Resguardar a memória
Resguardar a memória, os saberes e o respeito ao meio ambiente, além da garantia dos direitos sociais básicos, é a bandeira levantada pela parlamentar Júlia Casamasso ao justificar que a audiência vai muito além de um debate jurídico ou técnico. "É uma ação que revela um direito fundamental de uma dívida histórica e uma urgência coletiva. Garantir que o quilombo do Tapera tenha o território reconhecido, protegido e titulado. Falar de titulação é falar da permanência na terra com dignidade, enfrentar o racismo estrutural que se expressa na desigualdade fundiária, na omissão do Estado e na invisibilização dos saberes", ressaltou.
Júlia e a Professora Lívia expressam que o caso do Tapera revela a lentidão e os entraves do Estado, mas escancaram a contribuição coletiva. "Nesse cenário nenhum projeto de cidade será legitimado enquanto seguir expulsando os povos e apagando as memórias", indagou Júlia.

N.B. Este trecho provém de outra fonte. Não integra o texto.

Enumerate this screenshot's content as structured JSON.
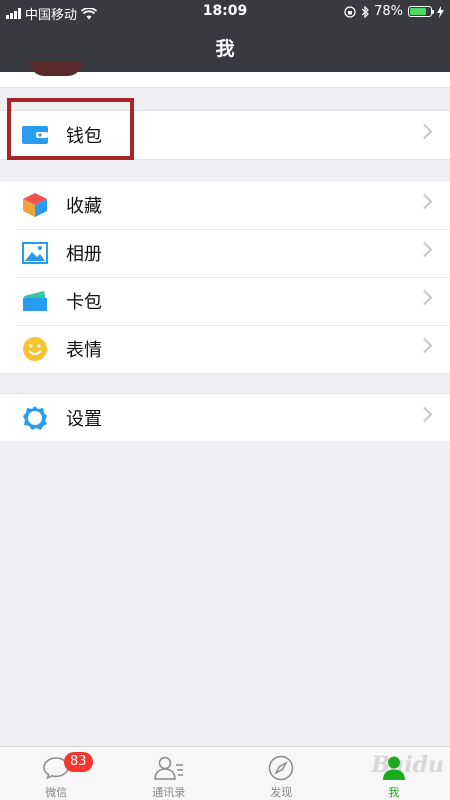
{
  "status_bar": {
    "carrier": "中国移动",
    "time": "18:09",
    "battery_text": "78%",
    "battery_level": 0.78,
    "icons": [
      "signal-icon",
      "wifi-icon",
      "orientation-lock-icon",
      "bluetooth-icon",
      "battery-icon",
      "charging-icon"
    ]
  },
  "nav": {
    "title": "我"
  },
  "groups": [
    [
      {
        "label": "钱包",
        "icon": "wallet-icon",
        "color": "#2a9cf0"
      }
    ],
    [
      {
        "label": "收藏",
        "icon": "favorites-cube-icon",
        "color": "#f4a33a"
      },
      {
        "label": "相册",
        "icon": "photo-album-icon",
        "color": "#2a9cf0"
      },
      {
        "label": "卡包",
        "icon": "card-wallet-icon",
        "color": "#37c6a0"
      },
      {
        "label": "表情",
        "icon": "smiley-icon",
        "color": "#f7c431"
      }
    ],
    [
      {
        "label": "设置",
        "icon": "settings-gear-icon",
        "color": "#2a9cf0"
      }
    ]
  ],
  "tabbar": {
    "tabs": [
      {
        "label": "微信",
        "icon": "chat-bubble-icon",
        "badge": "83"
      },
      {
        "label": "通讯录",
        "icon": "contacts-icon"
      },
      {
        "label": "发现",
        "icon": "compass-icon"
      },
      {
        "label": "我",
        "icon": "me-person-icon",
        "active": true
      }
    ]
  },
  "watermark": "Baidu"
}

Enquanto isso, Lívia trouxe ao debate o racismo institucional sofrido pela comunidade, enfatizando a fala do juiz responsável por um dos trâmites da garantia da terra: "A decisão do juiz não considerou a potência do quilombo, pois usou termo ultrapassado para caracterizar a forma de organização, tachando como uma organização de pessoas fugidas e refugiadas", disse.

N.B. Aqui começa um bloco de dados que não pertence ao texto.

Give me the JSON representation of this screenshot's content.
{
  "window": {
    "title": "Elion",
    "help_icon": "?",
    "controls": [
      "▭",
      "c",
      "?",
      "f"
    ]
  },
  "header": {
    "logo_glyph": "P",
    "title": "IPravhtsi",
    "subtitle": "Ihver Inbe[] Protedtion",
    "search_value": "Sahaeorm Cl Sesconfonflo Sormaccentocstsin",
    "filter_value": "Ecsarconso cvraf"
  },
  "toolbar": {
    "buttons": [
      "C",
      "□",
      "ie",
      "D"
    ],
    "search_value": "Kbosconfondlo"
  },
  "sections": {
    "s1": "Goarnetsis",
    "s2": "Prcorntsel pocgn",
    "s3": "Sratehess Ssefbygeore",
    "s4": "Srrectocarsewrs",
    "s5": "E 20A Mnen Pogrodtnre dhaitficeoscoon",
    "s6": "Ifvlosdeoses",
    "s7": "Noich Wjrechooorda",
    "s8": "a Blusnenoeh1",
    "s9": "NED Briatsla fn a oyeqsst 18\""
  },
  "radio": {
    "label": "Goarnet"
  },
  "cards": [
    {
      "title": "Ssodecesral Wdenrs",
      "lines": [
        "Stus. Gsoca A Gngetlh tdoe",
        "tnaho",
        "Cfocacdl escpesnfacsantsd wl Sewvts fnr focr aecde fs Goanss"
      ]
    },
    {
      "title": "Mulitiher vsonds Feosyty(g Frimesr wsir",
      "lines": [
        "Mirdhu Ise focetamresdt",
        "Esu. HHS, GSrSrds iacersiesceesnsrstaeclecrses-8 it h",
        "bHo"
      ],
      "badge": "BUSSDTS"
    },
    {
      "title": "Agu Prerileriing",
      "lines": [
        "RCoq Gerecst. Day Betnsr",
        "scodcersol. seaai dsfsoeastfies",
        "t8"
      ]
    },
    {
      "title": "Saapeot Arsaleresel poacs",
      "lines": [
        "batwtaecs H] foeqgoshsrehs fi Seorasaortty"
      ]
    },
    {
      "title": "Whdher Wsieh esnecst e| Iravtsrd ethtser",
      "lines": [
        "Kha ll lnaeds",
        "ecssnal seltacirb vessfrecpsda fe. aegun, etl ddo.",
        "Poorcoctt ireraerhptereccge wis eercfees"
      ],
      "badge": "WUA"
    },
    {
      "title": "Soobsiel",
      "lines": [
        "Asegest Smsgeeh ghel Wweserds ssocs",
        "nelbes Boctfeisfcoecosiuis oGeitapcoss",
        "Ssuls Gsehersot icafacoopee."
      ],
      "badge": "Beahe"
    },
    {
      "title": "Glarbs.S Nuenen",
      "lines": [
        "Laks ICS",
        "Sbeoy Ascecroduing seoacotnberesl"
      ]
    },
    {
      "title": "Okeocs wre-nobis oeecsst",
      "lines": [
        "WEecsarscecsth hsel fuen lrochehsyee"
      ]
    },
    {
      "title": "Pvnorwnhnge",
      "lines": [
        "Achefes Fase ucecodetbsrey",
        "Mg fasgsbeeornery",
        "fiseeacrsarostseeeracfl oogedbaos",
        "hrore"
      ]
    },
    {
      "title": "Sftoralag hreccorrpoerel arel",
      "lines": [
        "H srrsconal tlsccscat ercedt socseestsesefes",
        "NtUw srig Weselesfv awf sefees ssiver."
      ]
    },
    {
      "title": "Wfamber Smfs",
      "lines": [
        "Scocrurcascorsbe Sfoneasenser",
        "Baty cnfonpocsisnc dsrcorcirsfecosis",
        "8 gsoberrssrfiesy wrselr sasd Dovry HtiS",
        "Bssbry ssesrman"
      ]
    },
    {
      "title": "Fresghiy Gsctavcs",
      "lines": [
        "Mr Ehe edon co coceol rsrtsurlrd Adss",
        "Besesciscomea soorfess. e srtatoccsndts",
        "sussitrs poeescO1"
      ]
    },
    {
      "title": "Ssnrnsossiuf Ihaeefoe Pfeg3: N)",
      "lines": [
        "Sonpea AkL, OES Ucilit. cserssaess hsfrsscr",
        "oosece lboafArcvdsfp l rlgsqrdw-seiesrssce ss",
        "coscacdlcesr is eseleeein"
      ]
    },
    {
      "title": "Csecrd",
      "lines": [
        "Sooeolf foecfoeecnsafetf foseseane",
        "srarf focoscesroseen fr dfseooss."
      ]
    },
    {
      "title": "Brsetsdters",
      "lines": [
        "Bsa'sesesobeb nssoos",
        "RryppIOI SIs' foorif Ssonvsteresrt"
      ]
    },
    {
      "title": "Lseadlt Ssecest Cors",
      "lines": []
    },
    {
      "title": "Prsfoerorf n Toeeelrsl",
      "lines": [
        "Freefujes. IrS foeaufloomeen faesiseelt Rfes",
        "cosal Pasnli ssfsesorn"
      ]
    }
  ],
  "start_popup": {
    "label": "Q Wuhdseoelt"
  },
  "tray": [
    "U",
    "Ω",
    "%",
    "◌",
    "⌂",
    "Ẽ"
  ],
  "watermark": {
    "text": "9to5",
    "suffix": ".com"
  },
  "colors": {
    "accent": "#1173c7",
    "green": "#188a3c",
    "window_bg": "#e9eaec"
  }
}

Denise Barbosa reforça a potência da região, que fica no Vale do Cuiabá, em Itaipava, depois de um "condomínio luxuoso" de casas. "Resistimos desde 1847, a todo pagamento histórico. A titulação é importante para todos os territórios quilombolas que são afetados pelas especulações imobiliárias", reforçou.
Processo regulatório
O Tapera iniciou o processo de reconhecimento em 2013. Durante anos ocorreram movimentações junto ao INCRA, que é o responsável pela titulação. Em 2024, foi publicado no Diário Oficial da União o Relatório Técnico de Identificação e Delimitação (RTID) das terras. Um documento que reúne estudos técnicos e informações históricas, antropológicas, cartográficas, fundiárias, agronômicas, geográficas e socioeconômicas, que permitem identificar os limites do território, visando à titulação coletiva da área em benefício das famílias. O relatório constatou que a comunidade da Tapera é composta por 27 famílias e destacou que o território identificado e delimitado possui área de 594,7364 ha e perímetro de 10.744,94 m.
Devido à demora no processo, foi questionado na audiência o andamento junto ao INCRA. A representante Elisa Ribeiro Alves respondeu que o relatório será publicado entre esta semana ou a próxima no Diário Oficial do Estado do Rio de Janeiro, o que representa mais um passo para agilizar o processo. "Com a publicação no Diário Oficial do Estado, começamos a fazer as notificações aos proprietários e aos confrontantes. E também a comunicação aos órgãos para iniciar uma negociação em relação ao território", explicou.
Recorte estadual
Em relação à titulação, Ana Beatriz, presidente da Associação de Comunidades Remanescentes de Quilombo do Estado do Rio de Janeiro, informou que existem em todo o estado 54 territórios quilombolas, porém apenas quatro desses são titulados. Para ela, a luta do Tapera é importante para reforçar a ideia dos que construíram Petrópolis. "Ser negro no Brasil é difícil, ser quilombola é mais ainda. Quando vemos um município como Petrópolis, que é negro, porque quando a gente entra e vê todas as obras que estão nesse lugar, sabemos quem construiu essa cidade e há quantas duras penas foi construída com choro, suor, lágrima, morte e escravidão. Então entendemos que dentro dessa polis existe uma população quilombola que vem resistindo dia após dia", enfatizou.